The Renaissance revived interest in the Greco-Roman encaustic technique, framed within the period’s general spirit of recovery of technical and artistic solutions from classical antiquity. The discovery of the wall paintings at the Domus Aurea in Rome at the end of the 15th century was a shock to early Renaissance artists like Raphael, Michelangelo, Pinturicchio or Guirlandaio, who left their names on the walls as a record of their visit and showed in their work the influence caused by direct contact with Roman painting.
1504. The first known attempt to reconstruct the old technique was carried out by Leonardo da Vinci. According to the Codice Magliabechiano1 , Leonardo decided to paint with encaustic his most important painting commission: the wall painting of the Battle of Anghiari, in the Counsel Hall of the Palazzo Vecchio of Florence (1505), meant to face the Battle of Cascina commissioned to his great rival, Michelangelo. Leonardo developed a wax painting technique that seemed to work properly in smaller works. But when applied to the great wall, the technique proved uncontrollable, and Leonardo abandoned the painting unfinished2 .
Reconstruction works peaked during the late 18th and early 19th centuries, spurred by the discoveries at Herculaneum (1738) and Pompeii (1748) and their exceptional wall paintings. It was an age dominated by the recovery of classical culture –the age of Neoclassicism– and the scientific spirit of the Enlightenment. Between 1750 and 1800 alone, more than 60 published studies on encaustic appeared. Of the many reconstruction works carried out, we focus on two which raised great interest and controversy and proved to be especially influential. The first of these was presented by the Count of Caylus, and the second by Vicente Requeno, both leading to endless discussions and writings.
1754. Caylus presented four techniques: the application of melted waxes on waxed wood; the application of powdered waxes suspended in water, later subjected to heat treatment to set the paint; gouache on waxed wood covered by calcium carbonate powder, also with a final heat treatment to set the colours; and gouache painting covered with a sheet of wax3 .
1787. Vicente Requeno published a reconstructive study very influential in Italy, leading to the creation of various academies devoted to encaustic painting. Requeno proposed several techniques, including: one that used heated palette-knifes to apply and spread colored waxes; another based on sodium soap and wax in water, requiring a final heating of the painting; and a third based on mastic resin, applied in molten state and completed by a final layer of melted wax, necessitating the location of a brazier near the painting4 .
1795. García de la Huerta proposed a cold encaustic of beeswax saponified with ash lye, mixed with resins5 .
1829. The encaustic of the painter and theorist Paillot de Montabert was a cold paint composed of wax and elemi or copal dissolved in essential oils6 .
1884. The reconstruction by Cros and Henry consisted of molten waxes –pure or mixed with colophony-7 .

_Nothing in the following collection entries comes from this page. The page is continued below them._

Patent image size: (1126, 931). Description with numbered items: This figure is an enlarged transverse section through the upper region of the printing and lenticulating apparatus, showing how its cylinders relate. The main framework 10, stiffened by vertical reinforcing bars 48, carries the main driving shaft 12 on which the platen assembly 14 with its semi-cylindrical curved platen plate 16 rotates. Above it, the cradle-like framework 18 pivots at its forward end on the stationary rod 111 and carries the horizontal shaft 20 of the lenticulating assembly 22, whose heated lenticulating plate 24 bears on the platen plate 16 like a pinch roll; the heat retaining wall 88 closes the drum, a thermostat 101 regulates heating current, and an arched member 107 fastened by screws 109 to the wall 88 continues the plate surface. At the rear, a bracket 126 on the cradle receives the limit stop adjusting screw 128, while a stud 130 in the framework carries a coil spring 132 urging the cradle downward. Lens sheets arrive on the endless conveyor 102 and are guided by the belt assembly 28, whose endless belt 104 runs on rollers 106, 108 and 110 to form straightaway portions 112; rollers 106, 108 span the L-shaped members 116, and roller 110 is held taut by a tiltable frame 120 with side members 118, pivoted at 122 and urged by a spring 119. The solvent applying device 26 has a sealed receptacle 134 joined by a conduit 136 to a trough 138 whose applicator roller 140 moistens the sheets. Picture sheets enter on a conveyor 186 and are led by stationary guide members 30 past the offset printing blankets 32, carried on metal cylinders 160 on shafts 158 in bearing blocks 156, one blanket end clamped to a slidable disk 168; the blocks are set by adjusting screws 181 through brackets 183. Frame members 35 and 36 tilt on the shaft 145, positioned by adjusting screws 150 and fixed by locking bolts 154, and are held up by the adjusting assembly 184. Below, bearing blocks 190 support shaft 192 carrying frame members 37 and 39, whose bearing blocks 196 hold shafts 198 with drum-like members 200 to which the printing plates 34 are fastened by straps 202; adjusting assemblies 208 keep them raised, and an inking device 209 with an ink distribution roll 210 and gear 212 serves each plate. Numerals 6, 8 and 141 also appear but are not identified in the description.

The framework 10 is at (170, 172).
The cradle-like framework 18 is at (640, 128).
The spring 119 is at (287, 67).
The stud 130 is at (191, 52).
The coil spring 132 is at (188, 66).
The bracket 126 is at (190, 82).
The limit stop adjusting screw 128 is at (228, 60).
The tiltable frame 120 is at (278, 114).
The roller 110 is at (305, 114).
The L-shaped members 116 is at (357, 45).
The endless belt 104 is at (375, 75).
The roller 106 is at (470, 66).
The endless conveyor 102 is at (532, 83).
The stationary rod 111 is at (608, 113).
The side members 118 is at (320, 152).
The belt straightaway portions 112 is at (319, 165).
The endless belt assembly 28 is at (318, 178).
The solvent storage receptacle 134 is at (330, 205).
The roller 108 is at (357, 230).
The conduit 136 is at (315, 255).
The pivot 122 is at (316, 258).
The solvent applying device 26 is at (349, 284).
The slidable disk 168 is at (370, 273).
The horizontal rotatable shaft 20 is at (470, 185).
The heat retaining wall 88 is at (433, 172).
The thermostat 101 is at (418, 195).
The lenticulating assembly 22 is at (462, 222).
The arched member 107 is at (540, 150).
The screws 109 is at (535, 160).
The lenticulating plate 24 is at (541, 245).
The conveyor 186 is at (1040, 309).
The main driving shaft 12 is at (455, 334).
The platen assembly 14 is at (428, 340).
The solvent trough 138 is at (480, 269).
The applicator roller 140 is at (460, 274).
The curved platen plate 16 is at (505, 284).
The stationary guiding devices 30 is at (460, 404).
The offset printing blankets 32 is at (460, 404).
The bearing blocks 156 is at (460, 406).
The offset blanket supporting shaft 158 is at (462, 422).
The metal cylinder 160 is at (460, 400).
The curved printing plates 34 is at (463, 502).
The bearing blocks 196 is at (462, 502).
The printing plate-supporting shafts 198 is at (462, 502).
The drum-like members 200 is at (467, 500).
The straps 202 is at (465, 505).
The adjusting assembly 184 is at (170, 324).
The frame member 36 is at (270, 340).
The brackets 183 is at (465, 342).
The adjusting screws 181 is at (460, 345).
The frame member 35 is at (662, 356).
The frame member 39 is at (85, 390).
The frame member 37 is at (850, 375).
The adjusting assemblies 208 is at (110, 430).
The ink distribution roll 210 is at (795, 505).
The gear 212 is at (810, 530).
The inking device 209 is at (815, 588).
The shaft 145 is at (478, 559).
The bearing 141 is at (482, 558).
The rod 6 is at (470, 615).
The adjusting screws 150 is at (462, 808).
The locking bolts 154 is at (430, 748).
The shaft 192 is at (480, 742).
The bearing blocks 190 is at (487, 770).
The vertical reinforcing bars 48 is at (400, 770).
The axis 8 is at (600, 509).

1885. Otto Donner von Richter proposed an encaustic of bleached beeswax saponified with soda and mixed with Chios balsam and olive oil8 .
1904. According to Berger, encaustic would be an emulsion of beeswax with soda or potash, mixed with oil that would be saponified by the alkali9 .
1910. For Laurie, encaustic paint was made with molten waxes mixed with pine balsam applied on a heated support10 .
1940’s. The painter Karl Zerbe developed an encaustic of beeswax mixed with sun-thickened linseed oil kept hot on an electric palette and fixed with electric heaters. Zerbe’s technique was influential among various American artists in later decades11 .
1949. Pratt and Fizell proposed three ancient encaustic media: wax and resin applied hot, wax dissolved in naphtha applied warm, and wax saponified with potash or soda, applied cold12 .
1960. For Hermann Kühn, ancient encaustic consisted of beeswax saponified with soda or potash13 .
1961. Elena Schiavi presented a reconstruction of beeswax saponified with sodium carbonate and mixed with lime and other media, to be used for wall painting. This saponified wax would be mixed with resins in order to paint on wood14 .
1978. According to Raymond White, encaustic painting was executed with molten waxes and also with cold waxes dissolved in naphtha or some other essential oil15 .
1997. Euphrosyne Doxiadis considers the Fayum portraits to have been painted with a hot encaustic composed of beeswax mixed with resin, or with a water–soluble encaustic of wax saponified by an alkali and possibly mixed with egg -and occasionally with linseed oil-16 .
Currently, research on the composition of the ancient technique of encaustic painting is still open.